Longer-term follow-up studies thus far indicate that:
* Stimulant medication is clearly beneficial, but the effects do not last beyond medication termination. In contrast, the effects of behavioral interventions remain when medication is faded. Preliminary data from 24-month follow-up of the MTA seems to support this as outcomes for medication groups are declining while outcomes for psychosocial interventions are remaining constant.

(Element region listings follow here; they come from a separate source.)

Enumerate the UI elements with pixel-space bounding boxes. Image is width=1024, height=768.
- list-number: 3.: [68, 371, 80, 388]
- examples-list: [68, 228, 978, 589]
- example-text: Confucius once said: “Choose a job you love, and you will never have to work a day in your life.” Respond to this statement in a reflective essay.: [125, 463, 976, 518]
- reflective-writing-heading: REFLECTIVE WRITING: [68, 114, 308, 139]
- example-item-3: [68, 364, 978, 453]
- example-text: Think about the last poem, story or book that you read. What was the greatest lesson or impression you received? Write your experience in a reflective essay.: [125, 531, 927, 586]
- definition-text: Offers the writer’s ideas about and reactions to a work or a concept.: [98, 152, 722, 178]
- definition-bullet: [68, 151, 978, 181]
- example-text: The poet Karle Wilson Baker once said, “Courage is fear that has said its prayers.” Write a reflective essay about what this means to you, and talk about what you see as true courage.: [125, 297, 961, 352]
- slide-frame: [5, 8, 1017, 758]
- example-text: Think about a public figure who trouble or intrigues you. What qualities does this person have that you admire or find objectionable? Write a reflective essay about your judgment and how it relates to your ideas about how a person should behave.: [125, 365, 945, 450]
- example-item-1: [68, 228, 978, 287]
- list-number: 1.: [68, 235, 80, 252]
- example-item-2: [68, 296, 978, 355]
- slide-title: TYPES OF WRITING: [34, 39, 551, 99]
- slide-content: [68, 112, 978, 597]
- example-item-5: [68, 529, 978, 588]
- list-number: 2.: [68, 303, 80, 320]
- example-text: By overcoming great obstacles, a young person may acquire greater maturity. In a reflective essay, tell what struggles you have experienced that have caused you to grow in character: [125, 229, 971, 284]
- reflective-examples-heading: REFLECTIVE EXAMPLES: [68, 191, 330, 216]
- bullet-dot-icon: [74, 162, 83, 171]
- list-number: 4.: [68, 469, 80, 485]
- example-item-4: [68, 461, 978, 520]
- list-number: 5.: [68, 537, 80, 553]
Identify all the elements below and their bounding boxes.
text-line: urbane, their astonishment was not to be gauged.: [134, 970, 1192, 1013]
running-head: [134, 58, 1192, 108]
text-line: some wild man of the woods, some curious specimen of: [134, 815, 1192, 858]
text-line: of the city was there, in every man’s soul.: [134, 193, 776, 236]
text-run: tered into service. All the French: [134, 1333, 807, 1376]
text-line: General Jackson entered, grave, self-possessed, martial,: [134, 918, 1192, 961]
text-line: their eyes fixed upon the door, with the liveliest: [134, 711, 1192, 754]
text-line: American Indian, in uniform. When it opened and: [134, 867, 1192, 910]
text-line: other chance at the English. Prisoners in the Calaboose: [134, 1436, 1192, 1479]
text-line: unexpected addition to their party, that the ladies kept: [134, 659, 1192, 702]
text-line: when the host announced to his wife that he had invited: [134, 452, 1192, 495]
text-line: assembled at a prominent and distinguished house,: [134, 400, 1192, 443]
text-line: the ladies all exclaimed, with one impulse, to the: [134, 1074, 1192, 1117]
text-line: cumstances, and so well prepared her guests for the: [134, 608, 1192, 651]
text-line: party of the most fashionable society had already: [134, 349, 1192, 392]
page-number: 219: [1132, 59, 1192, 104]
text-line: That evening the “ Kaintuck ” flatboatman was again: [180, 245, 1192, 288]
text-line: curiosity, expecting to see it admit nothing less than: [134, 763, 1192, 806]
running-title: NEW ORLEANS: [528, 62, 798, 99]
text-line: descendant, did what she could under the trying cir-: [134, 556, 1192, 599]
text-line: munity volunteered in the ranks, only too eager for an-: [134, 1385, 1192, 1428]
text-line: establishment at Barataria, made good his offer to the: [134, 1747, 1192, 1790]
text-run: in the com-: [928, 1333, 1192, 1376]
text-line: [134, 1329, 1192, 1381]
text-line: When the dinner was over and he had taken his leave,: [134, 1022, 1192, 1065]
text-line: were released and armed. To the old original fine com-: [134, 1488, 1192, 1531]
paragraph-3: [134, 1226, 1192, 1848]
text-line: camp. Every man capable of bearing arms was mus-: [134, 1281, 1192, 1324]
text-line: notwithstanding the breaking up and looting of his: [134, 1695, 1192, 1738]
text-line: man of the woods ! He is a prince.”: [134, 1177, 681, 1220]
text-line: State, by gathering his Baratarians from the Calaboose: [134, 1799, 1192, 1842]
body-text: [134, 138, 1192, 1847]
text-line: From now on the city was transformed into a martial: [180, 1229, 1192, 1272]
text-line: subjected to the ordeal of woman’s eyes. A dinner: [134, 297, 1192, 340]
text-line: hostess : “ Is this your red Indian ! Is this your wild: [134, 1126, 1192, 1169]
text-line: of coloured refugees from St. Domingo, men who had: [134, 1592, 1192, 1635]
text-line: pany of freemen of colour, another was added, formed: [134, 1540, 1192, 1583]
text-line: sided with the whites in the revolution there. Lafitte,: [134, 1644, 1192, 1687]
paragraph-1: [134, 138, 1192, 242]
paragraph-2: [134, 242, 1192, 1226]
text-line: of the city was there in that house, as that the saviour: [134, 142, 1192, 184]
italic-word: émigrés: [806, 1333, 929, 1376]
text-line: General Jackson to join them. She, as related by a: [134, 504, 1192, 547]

* Comorbidity should influence choice of treatment components. Despite long-standing clinical beliefs to the contrary, clients with ADHD and anxiety will respond equally well to medication, psychosocial interventions, or some combination. Subjects with ADHD only and ADHD with comorbid oppositional defiance (ODD) or conduct disorder (CD) respond best to treatments including stimulant medications. Subjects with ADHD, anxiety, and ODD/CD respond best to a combined treatment approach.
We strongly recommend that all patients with ADHD concurrently receive:
* Stimulant medication trials.
* Referral to a therapist with expertise treating ADHD.